The plot centers around Thayne Wolfe, an ATF agent who is the key witness to the trial of a notorious arms dealer, and Jarrett Evans, the ex-Marine assigned to guard him. Thayne did not go to WitSec as was normally the case. Instead, he hid in plain sight as a hairstylist in Cut the Crap (awesome name!) with Evans as a receptionist. When their covers were blown, they ran with an assassin hot on their trail.
I loved how the pace was consistently brisk even with their stops and couple downtime. The story is mostly Thayne’s and Jarrett’s POVs with brief shifts to other characters. I usually enjoy this type of style because it feels like a movie. Also I like getting inside the head of the villains. It heightens the sense of foreboding.

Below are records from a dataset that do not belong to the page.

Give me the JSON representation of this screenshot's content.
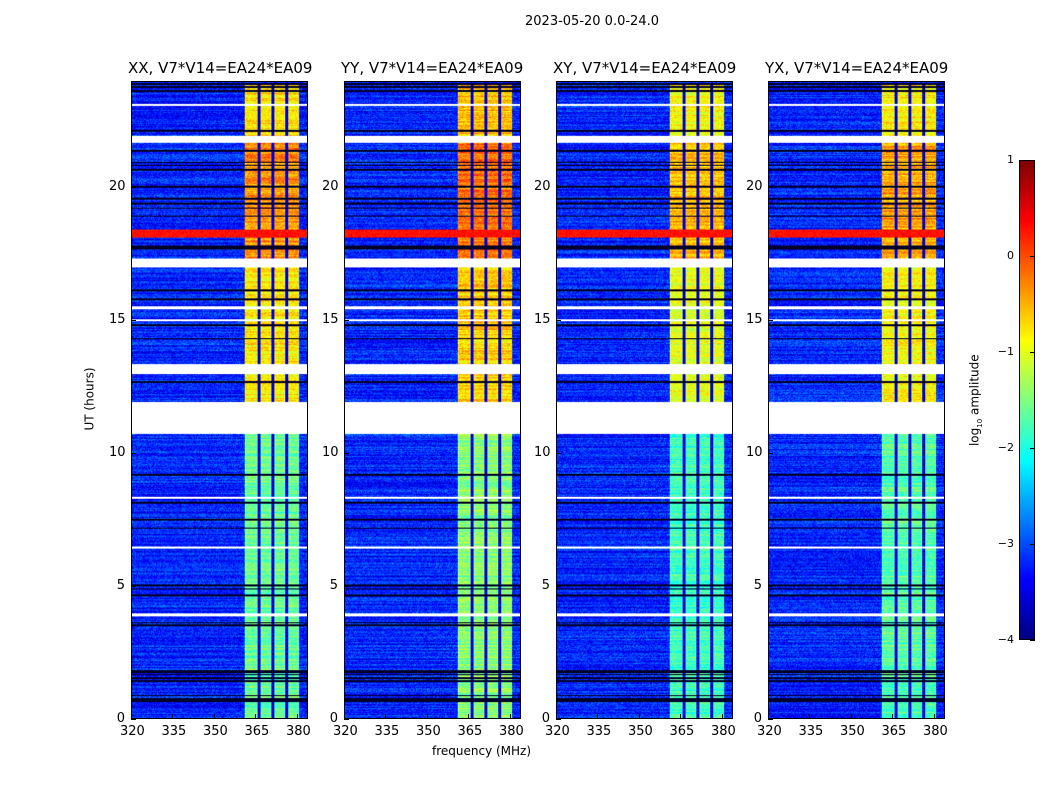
{
  "chart_data": {
    "type": "heatmap",
    "title": "2023-05-20 0.0-24.0",
    "xlabel": "frequency (MHz)",
    "ylabel": "UT (hours)",
    "xlim": [
      320,
      384
    ],
    "ylim": [
      0,
      24
    ],
    "xticks": [
      "320",
      "335",
      "350",
      "365",
      "380"
    ],
    "xtick_values": [
      320,
      335,
      350,
      365,
      380
    ],
    "yticks": [
      "0",
      "5",
      "10",
      "15",
      "20"
    ],
    "ytick_values": [
      0,
      5,
      10,
      15,
      20
    ],
    "panels": [
      {
        "title": "XX, V7*V14=EA24*EA09",
        "band_boost": 0.0
      },
      {
        "title": "YY, V7*V14=EA24*EA09",
        "band_boost": 0.15
      },
      {
        "title": "XY, V7*V14=EA24*EA09",
        "band_boost": -0.2
      },
      {
        "title": "YX, V7*V14=EA24*EA09",
        "band_boost": -0.1
      }
    ],
    "flagged_hours": [
      [
        10.73,
        11.93
      ],
      [
        12.98,
        13.39
      ],
      [
        17.03,
        17.37
      ],
      [
        21.72,
        21.98
      ],
      [
        15.0,
        15.08
      ],
      [
        15.45,
        15.55
      ],
      [
        6.4,
        6.5
      ],
      [
        3.85,
        3.95
      ],
      [
        8.3,
        8.36
      ],
      [
        23.1,
        23.2
      ]
    ],
    "rfi_band_mhz": [
      361,
      381
    ],
    "rfi_band_gaps_mhz": [
      366.2,
      371.4,
      376.5
    ],
    "background_log_amp": -3.2,
    "band_levels": [
      {
        "hours": [
          0,
          10.73
        ],
        "log_amp": -1.6
      },
      {
        "hours": [
          11.93,
          17.03
        ],
        "log_amp": -0.8
      },
      {
        "hours": [
          17.37,
          21.72
        ],
        "log_amp": -0.35
      },
      {
        "hours": [
          21.98,
          24
        ],
        "log_amp": -0.7
      }
    ],
    "broadband_streak": {
      "hours": [
        18.15,
        18.45
      ],
      "log_amp": 0.3
    },
    "colorbar": {
      "label": "log10 amplitude",
      "label_main": "log",
      "label_sub": "10",
      "label_rest": " amplitude",
      "range": [
        -4,
        1
      ],
      "ticks": [
        "1",
        "0",
        "−1",
        "−2",
        "−3",
        "−4"
      ],
      "tick_values": [
        1,
        0,
        -1,
        -2,
        -3,
        -4
      ],
      "colormap": "jet"
    }
  }
}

Aside from all the action and suspense, the way Thayne and Jarrett played off each other, the TENSION and them trying to fight the attraction for as long as they can were some of the things that made this so enjoyable. I loved how the romance worked with the other plotlines. The relationship developed so naturally there weren’t any doubts about these two even if at this point, they’re not official yet. I just love them!
My only complaint was that the bad guy did not get his comeuppance. According to the blurbs for the other books, he’s going to pop up once in a while. Tsk! I don’t want to see the evil bastard again! I want justice for poor Noah!
The story continues with Flash and Bang where the boys are now working partners. There are already 9 books out if you plan on binge-reading the series. I have a feeling I will end up doing exactly that.